R: Finding the nearest genomic tuple/range neighbor
nearest-methods
R Documentation
Finding the nearest genomic tuple/range neighbor
Description
The nearest, precede, follow, distance
and distanceToNearest methods for GTuples
objects and subclasses.
NOTE: These methods treat the tuples as if they were ranges, with
ranges given by [pos_{1}, pos_{m}] and where m is the
size,GTuples-method of the tuples. This is done via inheritance
so that a GTuples object is treated as a
GRanges and the appropriate method is dispatched
upon.
The subject GTuples instance
within which the nearest neighbors are found. Can be missing,
in which case x is also the subject.
y
For the distance method, a GTuples or GRanges
instance. Cannot be missing. If x and y are not the same
length, the shortest will be recycled to match the length of the longest.
select
Logic for handling ties. By default, all methods
select a single tuple/range (arbitrary for nearest,
the first by order in subject for precede, and the
last for follow).
When select = "all" a Hits object is returned with
all matches for x. If x does not have a match in
subject the x is not included in the Hits
object.
ignore.strand
A logical indicating if the strand of the input tuples/ranges
should be ignored. When TRUE, strand is set to '+'.
...
Additional arguments for methods.
Details
nearest:
Performs conventional nearest neighbor finding.

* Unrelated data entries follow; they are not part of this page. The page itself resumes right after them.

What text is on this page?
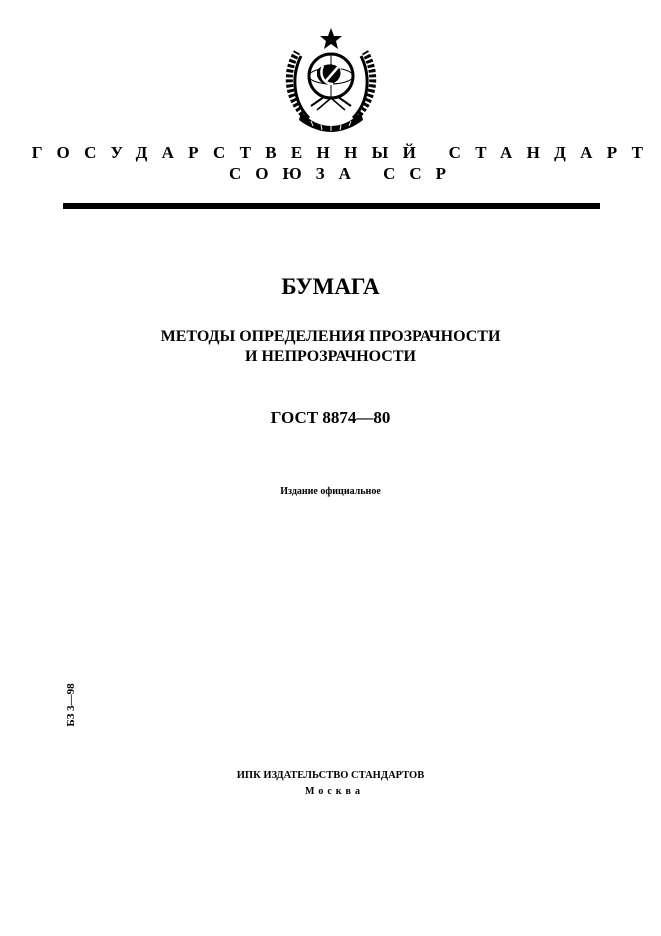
ГОСУДАРСТВЕННЫЙ СТАНДАРТ
СОЮЗА ССР
БУМАГА
МЕТОДЫ ОПРЕДЕЛЕНИЯ ПРОЗРАЧНОСТИ
И НЕПРОЗРАЧНОСТИ
ГОСТ 8874—80
Издание официальное
БЗ 3—98
ИПК ИЗДАТЕЛЬСТВО СТАНДАРТОВ
Москва
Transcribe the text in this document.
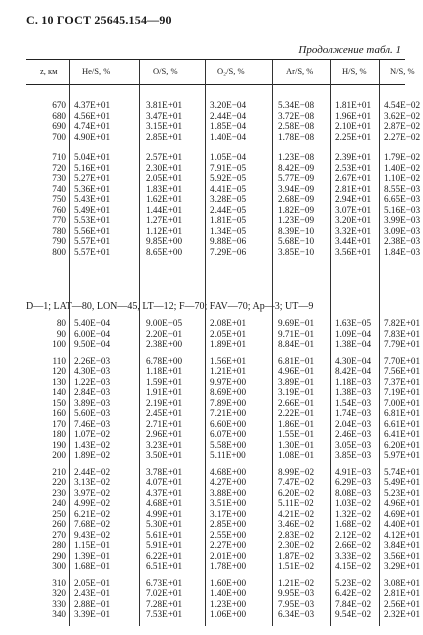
С. 10 ГОСТ 25645.154—90
Продолжение табл. 1
z, км	He/S, %	O/S, %	O₂/S, %	Ar/S, %	H/S, %	N/S, %
D—1; LAT—80, LON—45, LT—12; F—70; FAV—70; Ap—3; UT—9
670 4.37E+01	3.81E+01	3.20E−04	5.34E−08 1.81E+01 4.54E−02
680 4.56E+01	3.47E+01	2.44E−04	3.72E−08 1.96E+01 3.62E−02
690 4.74E+01	3.15E+01	1.85E−04	2.58E−08 2.10E+01 2.87E−02
700 4.90E+01	2.85E+01	1.40E−04	1.78E−08 2.25E+01 2.27E−02
710 5.04E+01	2.57E+01	1.05E−04	1.23E−08 2.39E+01 1.79E−02
720 5.16E+01	2.30E+01	7.91E−05	8.42E−09 2.53E+01 1.40E−02
730 5.27E+01	2.05E+01	5.92E−05	5.77E−09 2.67E+01 1.10E−02
740 5.36E+01	1.83E+01	4.41E−05	3.94E−09 2.81E+01 8.55E−03
750 5.43E+01	1.62E+01	3.28E−05	2.68E−09 2.94E+01 6.65E−03
760 5.49E+01	1.44E+01	2.44E−05	1.82E−09 3.07E+01 5.16E−03
770 5.53E+01	1.27E+01	1.81E−05	1.23E−09 3.20E+01 3.99E−03
780 5.56E+01	1.12E+01	1.34E−05	8.39E−10 3.32E+01 3.09E−03
790 5.57E+01	9.85E+00	9.88E−06	5.68E−10 3.44E+01 2.38E−03
800 5.57E+01	8.65E+00	7.29E−06	3.85E−10 3.56E+01 1.84E−03
80 5.40E−04	9.00E−05	2.08E+01	9.69E−01 1.63E−05 7.82E+01
90 6.00E−04	2.20E−01	2.05E+01	9.71E−01 1.09E−04 7.83E+01
100 9.50E−04	2.38E+00	1.89E+01	8.84E−01 1.38E−04 7.79E+01
110 2.26E−03	6.78E+00	1.56E+01	6.81E−01 4.30E−04 7.70E+01
120 4.30E−03	1.18E+01	1.21E+01	4.96E−01 8.42E−04 7.56E+01
130 1.22E−03	1.59E+01	9.97E+00	3.89E−01 1.18E−03 7.37E+01
140 2.84E−03	1.91E+01	8.69E+00	3.19E−01 1.38E−03 7.19E+01
150 3.89E−03	2.19E+01	7.89E+00	2.66E−01 1.54E−03 7.00E+01
160 5.60E−03	2.45E+01	7.21E+00	2.22E−01 1.74E−03 6.81E+01
170 7.46E−03	2.71E+01	6.60E+00	1.86E−01 2.04E−03 6.61E+01
180 1.07E−02	2.96E+01	6.07E+00	1.55E−01 2.46E−03 6.41E+01
190 1.43E−02	3.23E+01	5.58E+00	1.30E−01 3.05E−03 6.20E+01
200 1.89E−02	3.50E+01	5.11E+00	1.08E−01 3.85E−03 5.97E+01
210 2.44E−02	3.78E+01	4.68E+00	8.99E−02 4.91E−03 5.74E+01
220 3.13E−02	4.07E+01	4.27E+00	7.47E−02 6.29E−03 5.49E+01
230 3.97E−02	4.37E+01	3.88E+00	6.20E−02 8.08E−03 5.23E+01
240 4.99E−02	4.68E+01	3.51E+00	5.11E−02 1.03E−02 4.96E+01
250 6.21E−02	4.99E+01	3.17E+00	4.21E−02 1.32E−02 4.69E+01
260 7.68E−02	5.30E+01	2.85E+00	3.46E−02 1.68E−02 4.40E+01
270 9.43E−02	5.61E+01	2.55E+00	2.83E−02 2.12E−02 4.12E+01
280 1.15E−01	5.91E+01	2.27E+00	2.30E−02 2.66E−02 3.84E+01
290 1.39E−01	6.22E+01	2.01E+00	1.87E−02 3.33E−02 3.56E+01
300 1.68E−01	6.51E+01	1.78E+00	1.51E−02 4.15E−02 3.29E+01
310 2.05E−01	6.73E+01	1.60E+00	1.21E−02 5.23E−02 3.08E+01
320 2.43E−01	7.02E+01	1.40E+00	9.95E−03 6.42E−02 2.81E+01
330 2.88E−01	7.28E+01	1.23E+00	7.95E−03 7.84E−02 2.56E+01
340 3.39E−01	7.53E+01	1.06E+00	6.34E−03 9.54E−02 2.32E+01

Returns an integer vector containing the index of the nearest neighbor
tuple/range in subject for each range in x. If there is no
nearest neighbor NA is returned. For details of the algorithm
see the man page in IRanges, ?nearest.
precede:
For each range in x, precede returns
the index of the tuple/range in subject that is directly
preceded by the tuple/range in x. Overlapping tuples/ranges are
excluded. NA is returned when there are no qualifying
tuples/ranges in subject.
follow:
The opposite of precede, follow returns
the index of the tuple/range in subject that is directly followed
by the tuple/range in x. Overlapping tuples/ranges are excluded.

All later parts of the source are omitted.